I'm using Richard Hartley's rectification algorithm to rectify a pair of images before performing stereo disparity computation. The problem is I'm observing shearing in one of the rectified images and it's causing problems on disparity computation.
Consider these two input images (the points pairs were produced using SURF):
Hartley's algorithm produced these two rectified images:
The epipolar lines look fine. The following images shows some epipolar lines and a few point pairs:
The rectified SURF keypoints look fine too, consider the following small sample for inspection, d is disparity and erro is the difference between the y coordinate (zero for a perfect mapping):
(306.28, 139.00) <-> (284.15, 138.48): d = -22.13, erro = -0.52
(259.84, 150.72) <-> (234.34, 150.51): d = -25.50, erro = -0.21
(423.93, 151.01) <-> (425.24, 150.71): d = 1.30, erro = -0.30
(220.98, 151.05) <-> (190.53, 151.05): d = -30.45, erro = -0.00
(354.21, 157.88) <-> (346.19, 157.91): d = -8.02, erro = 0.04
(304.17, 161.58) <-> (289.66, 161.80): d = -14.51, erro = 0.22
(229.47, 162.44) <-> (203.86, 162.27): d = -25.61, erro = -0.17
(406.54, 262.40) <-> (442.38, 262.91): d = 35.84, erro = 0.50
(361.67, 290.02) <-> (399.54, 289.98): d = 37.87, erro = -0.04
(356.44, 293.49) <-> (394.51, 292.96): d = 38.07, erro = -0.53
(340.01, 339.44) <-> (318.47, 339.75): d = -21.54, erro = 0.31
(245.47, 360.89) <-> (204.93, 360.18): d = -40.55, erro = -0.71
...
Now, the problem. The following image shows the two rectified images overlaped:
The ZOTAC word printed in the box is a good example. The word is in the same plane and, ideally, should present similar disparity. But the observed shearing will produce small disparities for "Z pixels" compared to disparities for "C pixels".

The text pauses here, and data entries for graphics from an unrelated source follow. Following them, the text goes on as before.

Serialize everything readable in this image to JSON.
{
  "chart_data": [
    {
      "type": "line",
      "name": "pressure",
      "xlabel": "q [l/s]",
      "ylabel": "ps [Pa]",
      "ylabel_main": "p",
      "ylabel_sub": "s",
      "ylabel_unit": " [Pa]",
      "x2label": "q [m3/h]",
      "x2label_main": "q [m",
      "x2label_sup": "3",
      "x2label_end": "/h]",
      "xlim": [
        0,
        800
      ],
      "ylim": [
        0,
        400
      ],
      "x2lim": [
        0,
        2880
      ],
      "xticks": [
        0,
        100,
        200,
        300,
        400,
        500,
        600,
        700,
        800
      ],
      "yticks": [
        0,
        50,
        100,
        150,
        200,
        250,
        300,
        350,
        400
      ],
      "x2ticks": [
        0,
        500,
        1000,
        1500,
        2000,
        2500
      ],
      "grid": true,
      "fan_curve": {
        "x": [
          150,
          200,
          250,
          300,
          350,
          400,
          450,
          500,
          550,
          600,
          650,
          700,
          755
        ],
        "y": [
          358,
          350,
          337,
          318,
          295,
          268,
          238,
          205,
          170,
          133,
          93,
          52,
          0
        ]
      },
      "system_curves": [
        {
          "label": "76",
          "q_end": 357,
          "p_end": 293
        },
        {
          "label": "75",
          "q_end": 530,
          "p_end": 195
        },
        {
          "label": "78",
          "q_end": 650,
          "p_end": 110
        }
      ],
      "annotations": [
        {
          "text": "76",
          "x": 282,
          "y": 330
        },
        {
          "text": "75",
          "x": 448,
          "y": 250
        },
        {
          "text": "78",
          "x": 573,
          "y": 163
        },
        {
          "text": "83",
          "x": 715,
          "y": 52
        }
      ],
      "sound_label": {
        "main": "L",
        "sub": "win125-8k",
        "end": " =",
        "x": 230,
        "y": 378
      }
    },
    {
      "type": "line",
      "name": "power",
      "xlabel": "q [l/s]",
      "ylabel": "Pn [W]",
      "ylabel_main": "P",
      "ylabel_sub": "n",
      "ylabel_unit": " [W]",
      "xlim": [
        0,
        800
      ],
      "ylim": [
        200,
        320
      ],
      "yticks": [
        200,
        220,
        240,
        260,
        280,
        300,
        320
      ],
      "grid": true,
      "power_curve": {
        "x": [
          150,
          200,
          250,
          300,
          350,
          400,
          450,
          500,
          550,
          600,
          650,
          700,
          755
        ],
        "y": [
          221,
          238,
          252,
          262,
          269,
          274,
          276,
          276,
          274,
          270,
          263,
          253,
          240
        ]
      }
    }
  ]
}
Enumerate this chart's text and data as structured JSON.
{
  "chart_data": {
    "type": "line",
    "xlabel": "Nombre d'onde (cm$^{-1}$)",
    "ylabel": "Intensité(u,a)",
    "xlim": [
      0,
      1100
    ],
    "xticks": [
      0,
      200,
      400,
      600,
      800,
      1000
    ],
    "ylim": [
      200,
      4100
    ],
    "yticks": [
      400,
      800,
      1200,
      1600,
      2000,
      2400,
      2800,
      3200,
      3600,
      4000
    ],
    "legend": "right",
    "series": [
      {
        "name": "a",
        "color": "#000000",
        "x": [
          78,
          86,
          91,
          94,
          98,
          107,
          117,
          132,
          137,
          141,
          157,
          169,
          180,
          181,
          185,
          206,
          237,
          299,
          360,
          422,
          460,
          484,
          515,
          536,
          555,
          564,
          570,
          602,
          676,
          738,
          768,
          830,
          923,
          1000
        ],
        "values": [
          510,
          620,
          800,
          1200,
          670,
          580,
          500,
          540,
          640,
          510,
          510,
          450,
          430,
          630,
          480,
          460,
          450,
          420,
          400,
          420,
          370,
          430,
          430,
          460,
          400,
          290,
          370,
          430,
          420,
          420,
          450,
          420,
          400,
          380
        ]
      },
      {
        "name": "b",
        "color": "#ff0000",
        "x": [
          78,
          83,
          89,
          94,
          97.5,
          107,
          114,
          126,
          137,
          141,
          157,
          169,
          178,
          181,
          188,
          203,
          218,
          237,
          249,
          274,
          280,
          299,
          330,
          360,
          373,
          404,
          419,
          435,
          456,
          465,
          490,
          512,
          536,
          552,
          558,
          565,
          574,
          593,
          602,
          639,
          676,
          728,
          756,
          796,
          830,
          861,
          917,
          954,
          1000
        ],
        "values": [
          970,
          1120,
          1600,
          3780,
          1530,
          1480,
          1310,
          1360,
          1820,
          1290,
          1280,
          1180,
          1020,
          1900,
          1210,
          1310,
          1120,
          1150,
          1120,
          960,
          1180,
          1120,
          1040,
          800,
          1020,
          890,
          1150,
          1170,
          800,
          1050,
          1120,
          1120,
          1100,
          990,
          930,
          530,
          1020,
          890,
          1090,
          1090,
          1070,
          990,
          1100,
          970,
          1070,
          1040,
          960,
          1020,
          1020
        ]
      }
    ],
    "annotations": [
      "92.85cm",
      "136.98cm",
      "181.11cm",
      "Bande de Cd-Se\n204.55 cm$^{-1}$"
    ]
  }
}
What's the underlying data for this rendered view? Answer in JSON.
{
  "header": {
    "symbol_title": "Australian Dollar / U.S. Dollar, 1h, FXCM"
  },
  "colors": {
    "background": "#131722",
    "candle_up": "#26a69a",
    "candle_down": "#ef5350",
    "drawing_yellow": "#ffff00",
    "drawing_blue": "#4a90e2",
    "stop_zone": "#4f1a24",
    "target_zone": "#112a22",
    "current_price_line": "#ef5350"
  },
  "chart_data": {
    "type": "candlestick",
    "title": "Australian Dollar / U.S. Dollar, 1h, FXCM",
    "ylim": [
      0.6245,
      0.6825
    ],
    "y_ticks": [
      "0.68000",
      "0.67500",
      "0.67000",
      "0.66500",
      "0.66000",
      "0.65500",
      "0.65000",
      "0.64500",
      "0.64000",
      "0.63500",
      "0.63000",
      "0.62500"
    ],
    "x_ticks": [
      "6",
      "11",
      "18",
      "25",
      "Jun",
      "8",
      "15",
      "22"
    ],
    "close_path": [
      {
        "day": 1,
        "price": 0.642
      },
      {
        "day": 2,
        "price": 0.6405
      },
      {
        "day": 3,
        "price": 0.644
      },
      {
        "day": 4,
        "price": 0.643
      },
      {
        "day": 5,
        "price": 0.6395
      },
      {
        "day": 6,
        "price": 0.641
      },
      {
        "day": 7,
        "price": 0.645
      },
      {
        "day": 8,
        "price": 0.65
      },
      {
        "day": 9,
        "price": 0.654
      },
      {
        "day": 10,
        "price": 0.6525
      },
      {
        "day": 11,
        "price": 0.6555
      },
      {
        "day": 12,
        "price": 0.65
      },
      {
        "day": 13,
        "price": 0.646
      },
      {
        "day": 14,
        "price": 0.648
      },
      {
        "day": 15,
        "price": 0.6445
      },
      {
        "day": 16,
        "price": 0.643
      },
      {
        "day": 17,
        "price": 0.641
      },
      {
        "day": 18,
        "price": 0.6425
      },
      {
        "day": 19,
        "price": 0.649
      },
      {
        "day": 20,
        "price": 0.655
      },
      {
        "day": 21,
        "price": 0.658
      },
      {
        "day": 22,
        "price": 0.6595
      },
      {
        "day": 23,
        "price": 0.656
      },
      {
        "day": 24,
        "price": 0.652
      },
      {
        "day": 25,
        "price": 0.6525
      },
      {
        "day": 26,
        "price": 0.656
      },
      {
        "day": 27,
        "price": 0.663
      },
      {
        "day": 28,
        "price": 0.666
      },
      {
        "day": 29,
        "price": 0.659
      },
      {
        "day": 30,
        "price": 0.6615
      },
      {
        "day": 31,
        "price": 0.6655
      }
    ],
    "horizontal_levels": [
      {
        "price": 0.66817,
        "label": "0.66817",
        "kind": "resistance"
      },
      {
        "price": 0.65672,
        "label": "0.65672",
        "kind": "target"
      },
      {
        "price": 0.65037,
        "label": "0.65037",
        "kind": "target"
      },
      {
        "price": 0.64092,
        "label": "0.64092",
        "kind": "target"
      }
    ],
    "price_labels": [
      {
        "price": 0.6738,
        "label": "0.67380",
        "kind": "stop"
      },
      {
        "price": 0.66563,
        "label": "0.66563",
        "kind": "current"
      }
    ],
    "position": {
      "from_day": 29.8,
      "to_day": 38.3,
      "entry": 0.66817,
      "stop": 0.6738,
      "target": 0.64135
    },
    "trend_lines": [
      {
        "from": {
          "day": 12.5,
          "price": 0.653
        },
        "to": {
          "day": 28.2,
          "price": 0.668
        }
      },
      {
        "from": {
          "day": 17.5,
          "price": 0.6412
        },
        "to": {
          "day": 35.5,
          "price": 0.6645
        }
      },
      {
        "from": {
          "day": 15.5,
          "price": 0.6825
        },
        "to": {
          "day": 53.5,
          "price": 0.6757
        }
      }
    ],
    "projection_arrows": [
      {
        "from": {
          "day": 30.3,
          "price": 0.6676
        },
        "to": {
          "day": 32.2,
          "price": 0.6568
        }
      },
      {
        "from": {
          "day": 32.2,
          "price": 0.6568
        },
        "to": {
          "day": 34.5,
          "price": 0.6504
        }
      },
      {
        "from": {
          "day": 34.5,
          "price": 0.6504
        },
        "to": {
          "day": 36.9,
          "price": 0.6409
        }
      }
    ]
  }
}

I'm computed the rectification using two different implementations of the algorithm: the OpenCV implementation, stereoRectifyUncalibrated
, and an implementation coded by myself, from scratch, using Python and NumPy (following section 11.12 in Hartley and Zisserman's book). Both implementations got the same results. What is the matter with Hartley's algorithm? Can stereo algorithms handle this problem? Or have I made some mistake?
[This question was asked at OpenCV Q&A. Because, apparently, it is not an OpenCV issue but an algorithm issue, it is being asked here as an general computer vision question.]